I love the oldies, both in hymns and popular music, and I am reaching the age where all my favorites are actually oldies, and my favorite musicians are rapidly dying out. (David Bowie, Tom Petty) In church, I could live very well on a diet of Isaac Watts “I sing the might power of God”, Luther’s “A Mighty Fortress”, Handel’s Messiah, spirituals like “Leaning on the Everlasting Arms” and of course, Christmas Carols. I’d be happy with the joy and comfort, endlessly singing “Joyful, Joyful We Adore Thee” and “It is Well With My Soul.”
But just like the Motown music, where I missed the context and therefore the whole point, let’s not forget that when Luther wrote “A Mighty Fortress” his life was in danger, because he had challenged the papacy, and John Newton wrote “Amazing Grace” to express his repentance at captaining a slave ship. We don’t think of these hymns as “protest” songs, but they were. So, as I hear the words of Psalm 96, and as we celebrate the essential role of music in our spiritual life today with the Cantata, I’m trying to listen deeply for the subtle harmonies and undertones I might miss. If we think of the Psalms we love, they are not only about joy and wonder, but also lament in times of injustice, crying out in grief, (My God, My God, why hast thou forsaken me) and celebration and confidence in the acts of a God who liberated people from slavery in Egypt, so we also need the songs of those from Alabama and Georgia as well as the cantitos from El Salvador and Ecuador, South African Freedom music.
I thought of this story from a friend who went to Nicaragua with a group called Witness for Peace in the 1980s. They went to be in solidarity with coffee pickers when the US funded Contras were attacking the farmers to destroy the Nicaraguan economy.

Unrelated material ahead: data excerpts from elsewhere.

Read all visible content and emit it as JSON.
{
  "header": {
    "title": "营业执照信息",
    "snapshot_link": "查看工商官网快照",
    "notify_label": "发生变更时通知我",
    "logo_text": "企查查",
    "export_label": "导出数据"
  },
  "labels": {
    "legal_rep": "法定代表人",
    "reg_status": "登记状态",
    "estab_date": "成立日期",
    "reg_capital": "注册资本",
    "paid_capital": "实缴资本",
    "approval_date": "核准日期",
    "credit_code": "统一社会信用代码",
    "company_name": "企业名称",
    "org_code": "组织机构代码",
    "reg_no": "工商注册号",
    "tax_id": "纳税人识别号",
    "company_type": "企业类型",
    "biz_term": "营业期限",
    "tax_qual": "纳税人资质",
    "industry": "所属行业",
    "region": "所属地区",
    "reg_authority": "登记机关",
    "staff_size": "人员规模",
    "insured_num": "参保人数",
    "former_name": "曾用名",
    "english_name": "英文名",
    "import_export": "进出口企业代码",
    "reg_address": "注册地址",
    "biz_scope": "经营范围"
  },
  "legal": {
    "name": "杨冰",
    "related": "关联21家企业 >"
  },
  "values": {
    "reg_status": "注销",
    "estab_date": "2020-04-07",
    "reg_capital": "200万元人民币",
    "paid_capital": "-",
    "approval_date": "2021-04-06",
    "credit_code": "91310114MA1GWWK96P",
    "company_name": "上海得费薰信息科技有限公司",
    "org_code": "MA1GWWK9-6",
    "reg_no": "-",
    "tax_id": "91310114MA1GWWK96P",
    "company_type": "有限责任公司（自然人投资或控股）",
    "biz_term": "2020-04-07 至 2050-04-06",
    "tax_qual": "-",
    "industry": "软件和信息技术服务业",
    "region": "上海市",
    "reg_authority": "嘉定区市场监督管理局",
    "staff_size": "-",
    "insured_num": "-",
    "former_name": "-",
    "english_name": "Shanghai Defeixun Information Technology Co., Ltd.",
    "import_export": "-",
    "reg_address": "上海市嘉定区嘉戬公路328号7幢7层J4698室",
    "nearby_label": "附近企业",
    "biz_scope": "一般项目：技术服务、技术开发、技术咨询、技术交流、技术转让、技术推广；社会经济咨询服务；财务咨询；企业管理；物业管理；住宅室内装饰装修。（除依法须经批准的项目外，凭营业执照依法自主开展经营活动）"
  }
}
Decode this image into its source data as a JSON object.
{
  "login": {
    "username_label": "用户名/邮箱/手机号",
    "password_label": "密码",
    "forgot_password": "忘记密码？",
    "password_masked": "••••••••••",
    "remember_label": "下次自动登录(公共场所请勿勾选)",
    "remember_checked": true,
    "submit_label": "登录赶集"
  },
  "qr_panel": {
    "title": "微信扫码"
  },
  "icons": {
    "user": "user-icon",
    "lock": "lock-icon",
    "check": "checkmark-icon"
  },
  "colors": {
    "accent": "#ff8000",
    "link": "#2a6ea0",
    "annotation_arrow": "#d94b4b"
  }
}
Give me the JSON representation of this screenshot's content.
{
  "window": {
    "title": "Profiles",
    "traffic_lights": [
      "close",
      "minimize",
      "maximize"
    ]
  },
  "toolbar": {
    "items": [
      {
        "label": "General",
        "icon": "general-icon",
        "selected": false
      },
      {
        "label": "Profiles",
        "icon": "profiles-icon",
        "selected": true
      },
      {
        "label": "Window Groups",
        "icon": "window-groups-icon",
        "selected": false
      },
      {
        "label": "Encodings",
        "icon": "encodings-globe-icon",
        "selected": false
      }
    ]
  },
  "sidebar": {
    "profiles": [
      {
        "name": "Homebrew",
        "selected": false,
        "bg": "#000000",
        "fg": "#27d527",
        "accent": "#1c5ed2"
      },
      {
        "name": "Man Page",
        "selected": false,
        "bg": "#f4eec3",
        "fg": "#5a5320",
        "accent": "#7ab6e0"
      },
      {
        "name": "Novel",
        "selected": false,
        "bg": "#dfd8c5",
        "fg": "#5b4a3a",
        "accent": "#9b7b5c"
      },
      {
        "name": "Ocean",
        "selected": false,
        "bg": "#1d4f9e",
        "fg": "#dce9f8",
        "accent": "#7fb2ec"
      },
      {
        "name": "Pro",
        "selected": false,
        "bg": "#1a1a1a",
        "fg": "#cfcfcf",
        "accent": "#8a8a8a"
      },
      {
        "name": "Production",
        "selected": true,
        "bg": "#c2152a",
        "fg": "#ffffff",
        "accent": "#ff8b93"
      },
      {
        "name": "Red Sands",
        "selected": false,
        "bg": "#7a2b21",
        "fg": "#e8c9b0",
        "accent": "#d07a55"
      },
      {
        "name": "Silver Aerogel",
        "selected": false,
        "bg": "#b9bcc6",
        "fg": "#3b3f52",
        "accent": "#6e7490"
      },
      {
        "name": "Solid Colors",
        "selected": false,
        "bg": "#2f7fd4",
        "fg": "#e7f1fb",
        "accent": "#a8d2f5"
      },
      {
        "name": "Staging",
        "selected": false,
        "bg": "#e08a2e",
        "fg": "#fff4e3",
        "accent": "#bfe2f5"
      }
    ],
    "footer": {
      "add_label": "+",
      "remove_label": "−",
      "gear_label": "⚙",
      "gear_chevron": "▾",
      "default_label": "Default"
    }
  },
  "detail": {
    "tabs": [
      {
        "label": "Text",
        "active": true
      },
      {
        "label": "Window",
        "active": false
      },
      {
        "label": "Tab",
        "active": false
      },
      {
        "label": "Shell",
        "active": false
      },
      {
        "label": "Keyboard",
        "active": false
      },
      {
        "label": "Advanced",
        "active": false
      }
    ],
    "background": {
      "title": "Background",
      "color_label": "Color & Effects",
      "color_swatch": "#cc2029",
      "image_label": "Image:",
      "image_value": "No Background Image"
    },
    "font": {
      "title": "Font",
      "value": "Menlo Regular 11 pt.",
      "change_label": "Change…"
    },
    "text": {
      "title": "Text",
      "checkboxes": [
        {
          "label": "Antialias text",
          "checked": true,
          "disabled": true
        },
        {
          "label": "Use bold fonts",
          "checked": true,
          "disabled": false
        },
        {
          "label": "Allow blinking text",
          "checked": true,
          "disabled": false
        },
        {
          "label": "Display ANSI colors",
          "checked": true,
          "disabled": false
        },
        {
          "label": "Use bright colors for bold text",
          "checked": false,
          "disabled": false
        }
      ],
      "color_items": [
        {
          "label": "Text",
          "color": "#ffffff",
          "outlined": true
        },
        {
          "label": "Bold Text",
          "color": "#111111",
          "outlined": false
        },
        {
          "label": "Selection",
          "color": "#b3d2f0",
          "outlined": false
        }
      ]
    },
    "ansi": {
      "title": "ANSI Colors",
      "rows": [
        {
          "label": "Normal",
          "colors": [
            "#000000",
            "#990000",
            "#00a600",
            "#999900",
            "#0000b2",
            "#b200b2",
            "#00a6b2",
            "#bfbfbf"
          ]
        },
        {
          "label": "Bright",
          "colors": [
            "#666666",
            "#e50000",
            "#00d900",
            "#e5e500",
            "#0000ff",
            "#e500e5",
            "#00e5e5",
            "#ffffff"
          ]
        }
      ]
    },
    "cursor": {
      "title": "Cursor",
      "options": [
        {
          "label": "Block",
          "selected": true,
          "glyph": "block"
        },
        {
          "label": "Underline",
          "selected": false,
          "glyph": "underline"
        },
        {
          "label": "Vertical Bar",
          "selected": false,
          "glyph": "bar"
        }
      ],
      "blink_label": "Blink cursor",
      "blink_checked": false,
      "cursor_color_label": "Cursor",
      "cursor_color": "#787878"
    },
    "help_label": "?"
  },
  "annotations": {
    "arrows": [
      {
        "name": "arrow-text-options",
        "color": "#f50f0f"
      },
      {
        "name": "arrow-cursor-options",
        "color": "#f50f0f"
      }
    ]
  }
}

The group gathered at the border between Honduras and Nicaragua to stage a protest and the Americans had their signs, “US out of Nicaragua” etc. and made statements to reporters and took photos for newspapers back home. Then the Nicaraguans had brought guitars and a picnic and wanted to sing and eat. And the Americans resisted because this was a very solemn duty. But they slowly realized that this is how Latin American protests worked, with a mix of joy and hope and justice.
In the beginning was the note, and then the chord, a melody and a harmony. The Golden oldies teach us the survival skills of life, joy and hope, as well as a place for our grief and lament. There are endless new songs to sing, so let the beat go on.